Risk Warning
Turbos Risk Factors
Turbos are not suitable for everyone. You should not deal in Turbos unless you understand their nature and the extent of your exposure to risk. You should be satisfied that they are suitable for you in the light of your circumstances and financial position. This disclaimer cannot disclose all the risks and other significant aspects of Turbos. If you are in any doubt you should consult an appropriately qualified financial advisor.
Turbos Risk Factors
- Leveraged returns
- Limited Life
- Financing Fees
- Knock-Out Event
- Secondary Market Risk
Leveraged returns
Leveraged returns are a major advantage of Turbos but can also work against investors. Turbos investors should be aware that, if the underlying instrument to the Turbos moves in the opposite direction to that anticipated by investors, the losses incurred by the Turbos will be greater in percentage terms than those incurred by the underlying itself. The prices of Turbos can therefore be volatile.
Unlike certain other leveraged offers, your downside risk is limited to your initial investment, no matter how badly the markets move against you.
Limited Life
Turbos have a limited life, as denoted by the expiry date of each product. They may also expire early following a Knock-Out event. After expiry, Turbos can no longer be traded. It is important, therefore that the anticipated move in the underlying occurs prior to product expiry.
Financing Fees
The value of a Turbos is subject to financing fees. The price of a long Turbo is reduced by a daily financing fee throughout the life of the contract. Conversely, the price of a short Turbo is increased by a daily financing fee throughout its life. Financing fees are based on prevailing market interest rates, which may vary over time. Details of daily financing fees applied are available on the website www.sgturbos.co.uk
Knock-Out Event
If a Turbo's Knock-Out barrier is hit, the contract will close with any remaining cash value automatically paid out to the holder.
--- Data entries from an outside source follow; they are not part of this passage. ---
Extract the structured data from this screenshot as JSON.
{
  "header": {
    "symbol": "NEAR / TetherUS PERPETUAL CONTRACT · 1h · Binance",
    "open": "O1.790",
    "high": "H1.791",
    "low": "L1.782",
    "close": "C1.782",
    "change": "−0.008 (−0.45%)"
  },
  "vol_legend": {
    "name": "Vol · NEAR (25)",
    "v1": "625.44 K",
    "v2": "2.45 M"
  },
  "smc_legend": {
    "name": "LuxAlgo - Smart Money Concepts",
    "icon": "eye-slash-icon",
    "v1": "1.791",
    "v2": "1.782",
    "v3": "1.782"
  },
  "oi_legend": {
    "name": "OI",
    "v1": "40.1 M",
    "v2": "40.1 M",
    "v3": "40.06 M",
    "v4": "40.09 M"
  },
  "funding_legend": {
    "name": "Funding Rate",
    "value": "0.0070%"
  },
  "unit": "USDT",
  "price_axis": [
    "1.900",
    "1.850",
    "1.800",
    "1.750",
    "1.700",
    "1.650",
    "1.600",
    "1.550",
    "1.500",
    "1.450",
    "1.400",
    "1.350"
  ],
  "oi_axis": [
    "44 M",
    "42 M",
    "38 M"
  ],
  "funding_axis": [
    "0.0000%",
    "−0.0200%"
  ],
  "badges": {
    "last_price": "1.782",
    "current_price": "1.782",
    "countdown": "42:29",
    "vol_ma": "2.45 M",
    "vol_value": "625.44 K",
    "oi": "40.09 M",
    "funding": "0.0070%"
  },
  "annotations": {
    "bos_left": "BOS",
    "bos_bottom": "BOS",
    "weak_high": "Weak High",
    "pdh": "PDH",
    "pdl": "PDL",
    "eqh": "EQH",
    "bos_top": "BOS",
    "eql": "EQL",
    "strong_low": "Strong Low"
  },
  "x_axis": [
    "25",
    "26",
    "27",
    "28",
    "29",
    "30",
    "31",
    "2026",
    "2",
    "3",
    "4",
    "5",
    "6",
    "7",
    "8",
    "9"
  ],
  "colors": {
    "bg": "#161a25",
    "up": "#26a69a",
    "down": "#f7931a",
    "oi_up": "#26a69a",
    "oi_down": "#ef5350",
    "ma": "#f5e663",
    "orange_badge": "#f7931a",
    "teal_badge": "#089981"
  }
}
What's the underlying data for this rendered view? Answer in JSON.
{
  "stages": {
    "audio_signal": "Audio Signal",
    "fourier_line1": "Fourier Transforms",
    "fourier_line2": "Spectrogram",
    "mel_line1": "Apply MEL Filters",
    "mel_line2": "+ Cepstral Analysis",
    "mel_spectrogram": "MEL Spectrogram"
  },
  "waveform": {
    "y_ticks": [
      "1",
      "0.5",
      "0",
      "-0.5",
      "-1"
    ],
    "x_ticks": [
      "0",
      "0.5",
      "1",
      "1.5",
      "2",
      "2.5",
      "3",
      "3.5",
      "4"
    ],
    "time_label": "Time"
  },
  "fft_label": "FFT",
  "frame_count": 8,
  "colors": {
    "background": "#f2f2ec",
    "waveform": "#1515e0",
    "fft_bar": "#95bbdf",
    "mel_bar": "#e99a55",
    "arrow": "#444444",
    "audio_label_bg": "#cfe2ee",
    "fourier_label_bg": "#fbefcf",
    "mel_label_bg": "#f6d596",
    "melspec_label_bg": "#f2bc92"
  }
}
The reference level of the underlying used to determine the pay-out value following a Knock-Out event is the lowest price, in the case of a long Equity Turbo, or highest price, in the case of a short Equity Turbo, at which the underlying trades during the next 30 minutes when the market on which the underlying is traded, is open. The net value of any dividends due to be paid between the occurrence of a Knock-Out event and contract expiry are deducted from the payout value of a long Turbo and added to the payout value of a short Turbo. The payout value of a Turbo contract cannot be less than zero. Any remaining financing component of a Turbo price is lost when a Knock-Out event occurs and therefore you will get back less than if you sold the Turbos at the equivalent market price to the Knock-Out price.
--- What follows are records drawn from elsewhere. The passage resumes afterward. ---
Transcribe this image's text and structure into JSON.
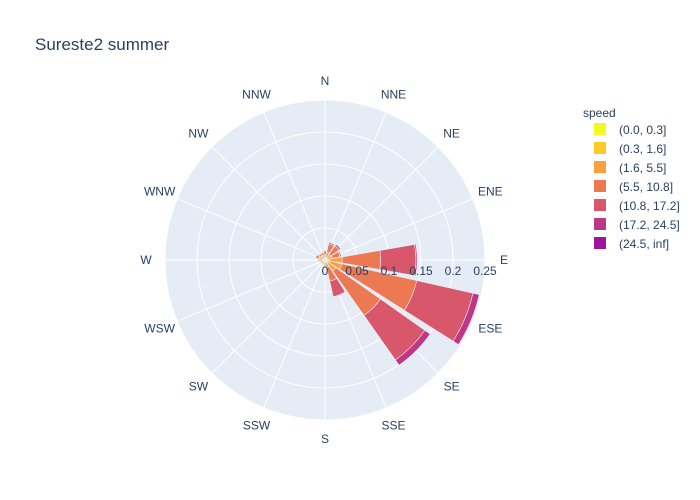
{
  "chart_data": {
    "type": "barpolar",
    "title": "Sureste2 summer",
    "directions": [
      "N",
      "NNE",
      "NE",
      "ENE",
      "E",
      "ESE",
      "SE",
      "SSE",
      "S",
      "SSW",
      "SW",
      "WSW",
      "W",
      "WNW",
      "NW",
      "NNW"
    ],
    "radial_axis": {
      "range": [
        0,
        0.25
      ],
      "ticks": [
        "0",
        "0.05",
        "0.1",
        "0.15",
        "0.2",
        "0.25"
      ],
      "tick_values": [
        0,
        0.05,
        0.1,
        0.15,
        0.2,
        0.25
      ],
      "angle_deg": 0
    },
    "legend": {
      "title": "speed",
      "placement": "right"
    },
    "series": [
      {
        "name": "(0.0, 0.3]",
        "color": "#f0f921",
        "values": [
          0.001,
          0.001,
          0.001,
          0.001,
          0.002,
          0.002,
          0.002,
          0.001,
          0.001,
          0.001,
          0.001,
          0.001,
          0.001,
          0.001,
          0.001,
          0.001
        ]
      },
      {
        "name": "(0.3, 1.6]",
        "color": "#fdca26",
        "values": [
          0.002,
          0.003,
          0.003,
          0.003,
          0.005,
          0.005,
          0.004,
          0.003,
          0.002,
          0.002,
          0.002,
          0.002,
          0.003,
          0.003,
          0.002,
          0.002
        ]
      },
      {
        "name": "(1.6, 5.5]",
        "color": "#fb9f3a",
        "values": [
          0.005,
          0.009,
          0.007,
          0.008,
          0.02,
          0.02,
          0.015,
          0.008,
          0.005,
          0.004,
          0.004,
          0.004,
          0.005,
          0.006,
          0.005,
          0.005
        ]
      },
      {
        "name": "(5.5, 10.8]",
        "color": "#ed7953",
        "values": [
          0.006,
          0.013,
          0.016,
          0.012,
          0.06,
          0.12,
          0.085,
          0.022,
          0.002,
          0.001,
          0.001,
          0.001,
          0.002,
          0.005,
          0.004,
          0.004
        ]
      },
      {
        "name": "(10.8, 17.2]",
        "color": "#d8576b",
        "values": [
          0.001,
          0.002,
          0.003,
          0.002,
          0.055,
          0.09,
          0.085,
          0.025,
          0,
          0,
          0,
          0,
          0,
          0,
          0,
          0
        ]
      },
      {
        "name": "(17.2, 24.5]",
        "color": "#bd3786",
        "values": [
          0,
          0,
          0,
          0,
          0.002,
          0.01,
          0.01,
          0.001,
          0,
          0,
          0,
          0,
          0,
          0,
          0,
          0
        ]
      },
      {
        "name": "(24.5, inf]",
        "color": "#9c179e",
        "values": [
          0,
          0,
          0,
          0,
          0,
          0,
          0,
          0,
          0,
          0,
          0,
          0,
          0,
          0,
          0,
          0
        ]
      }
    ],
    "colors": {
      "polar_bg": "#e5ecf6",
      "grid": "#ffffff",
      "text": "#2a3f5f"
    }
  }
}
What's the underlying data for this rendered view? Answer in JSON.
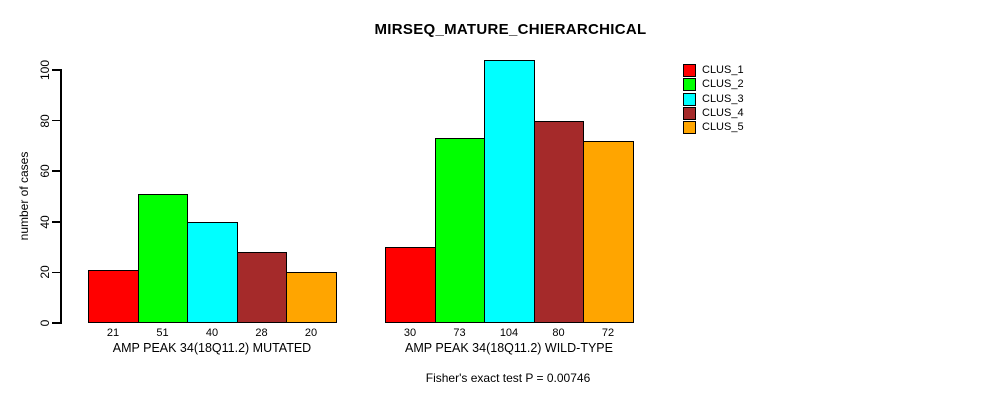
{
  "chart_data": {
    "type": "bar",
    "title": "MIRSEQ_MATURE_CHIERARCHICAL",
    "ylabel": "number of cases",
    "xlabel": "",
    "ylim": [
      0,
      100
    ],
    "yticks": [
      0,
      20,
      40,
      60,
      80,
      100
    ],
    "grid": false,
    "legend_position": "right",
    "bar_value_labels_shown": true,
    "categories": [
      "AMP PEAK 34(18Q11.2) MUTATED",
      "AMP PEAK 34(18Q11.2) WILD-TYPE"
    ],
    "series": [
      {
        "name": "CLUS_1",
        "color": "#ff0000",
        "values": [
          21,
          30
        ]
      },
      {
        "name": "CLUS_2",
        "color": "#00ff00",
        "values": [
          51,
          73
        ]
      },
      {
        "name": "CLUS_3",
        "color": "#00ffff",
        "values": [
          40,
          104
        ]
      },
      {
        "name": "CLUS_4",
        "color": "#a52a2a",
        "values": [
          28,
          80
        ]
      },
      {
        "name": "CLUS_5",
        "color": "#ffa500",
        "values": [
          20,
          72
        ]
      }
    ],
    "footnote": "Fisher's exact test P = 0.00746",
    "colors": {
      "background": "#ffffff",
      "axis": "#000000",
      "bar_border": "#000000"
    }
  }
}
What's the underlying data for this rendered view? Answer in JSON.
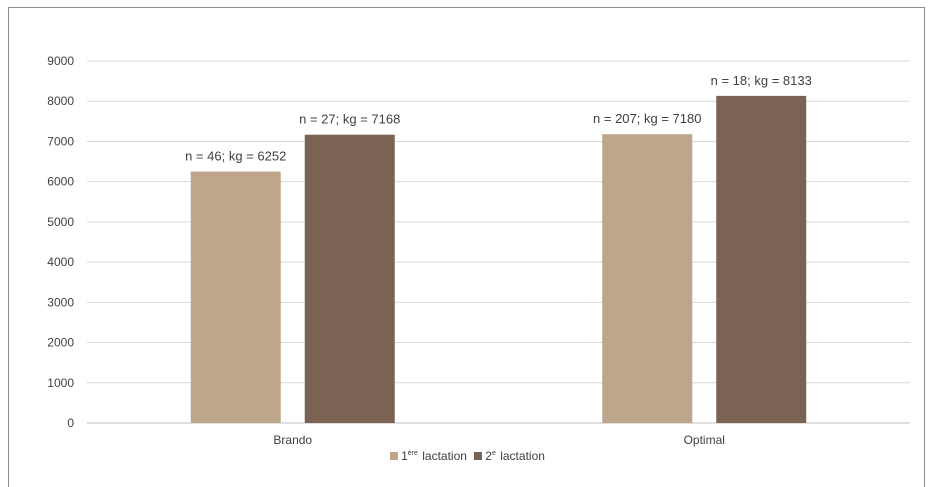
{
  "chart_data": {
    "type": "bar",
    "categories": [
      "Brando",
      "Optimal"
    ],
    "series": [
      {
        "name": "1ère lactation",
        "name_base": "1",
        "name_sup": "ère",
        "name_rest": "lactation",
        "color": "#bda68b",
        "values": [
          6252,
          7180
        ],
        "labels": [
          "n = 46; kg = 6252",
          "n = 207; kg = 7180"
        ]
      },
      {
        "name": "2e lactation",
        "name_base": "2",
        "name_sup": "e",
        "name_rest": "lactation",
        "color": "#7a6353",
        "values": [
          7168,
          8133
        ],
        "labels": [
          "n = 27; kg = 7168",
          "n = 18; kg = 8133"
        ]
      }
    ],
    "ylim": [
      0,
      9000
    ],
    "yticks": [
      "0",
      "1000",
      "2000",
      "3000",
      "4000",
      "5000",
      "6000",
      "7000",
      "8000",
      "9000"
    ],
    "grid": true,
    "legend": "bottom",
    "title": "",
    "xlabel": "",
    "ylabel": ""
  }
}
Remember: for Turbos on indices STRIKE = Knock-out barrier.
Secondary Market Risk
Secondary market risk is the risk that investors may not be able to open or close a Turbo position at the desired price. SG is the only market maker in SG Turbos. Under normal conditions SG will endeavour to provide a market-making service. Such arrangements may be temporarily or indefinitely curtailed as a result of technical problems within companies of the SG Group or the London Stock Exchange or data vendors or telecommunications carriers, or in the event of pending announcements by or difficulties in procuring information on underlying companies.